A Ramsar Site is a wetland site designated to be of global importance under the Ramsar Convention – an international treaty governing the conservation of wetland areas.
Minister of Environment Dr Say Samal said the recognition will draw attention to Stung Sen’s international importance. “It will also be a bridge for Cambodia to nominate more wetlands as Ramsar Sites in the future,” he said.
Masaru Horikami, the director of the Japanese Environment Ministry’s Wildlife Division, lauded the recognition as “a result of cooperative and continuous efforts among various stakeholders”.
She said her team has been building the capacity of the site managers since 2016 “to ensure the ecosystem services at Stung Sen will be sustainably managed for the benefit of biodiversity and local livelihood.”
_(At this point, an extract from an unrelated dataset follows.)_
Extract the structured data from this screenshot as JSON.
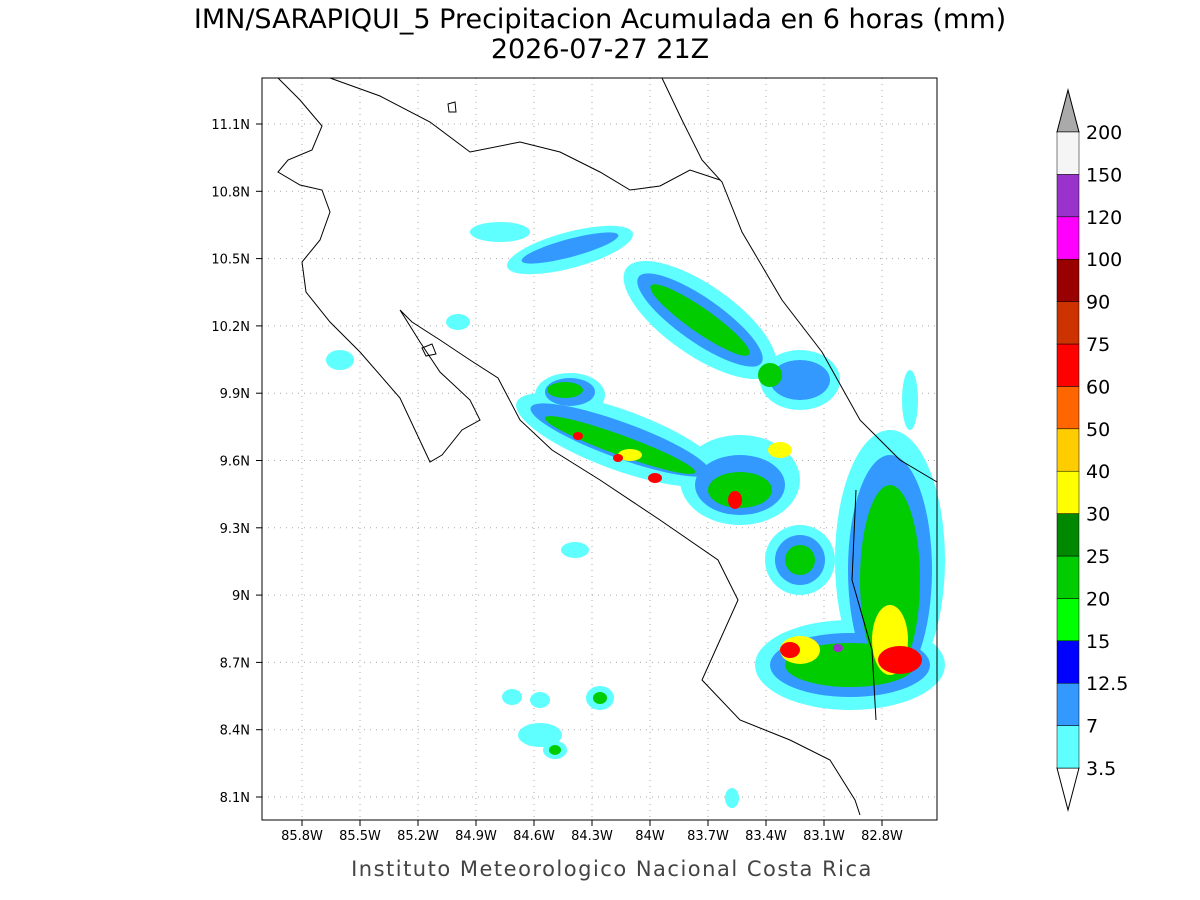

On the significance of Stung Sen, Reiko Iitsuka, the Ramsar Convention Secretariat’s senior adviser for the Asia/Oceania region, said: “The wetland is very important as habitats for a number of endangered species, including birds and mammals.”
She said her organisation will continue working with the Cambodian government to ensure sustainable wetland management and promote its wise use for the benefit of the local people and the environment.
She also noted that the Ramsar Convention Secretariat will continue supporting the government to designate more sites.
Wetlands cover about one-third of Cambodian territory, with the majority having been identified as globally important, due to the ecosystem services they provide and the populations of threatened species they support.
The Kingdom ratified the convention on October 23, 1999. Four Ramsar Sites had been designated prior to Stung Sen.
They are Boeung Chhmar in Kampong Thom province, Koh Kapik in Koh Kong province, middle stretches of the Mekong River in the north of Stung Treng province, and Prek Toal in Battambang province.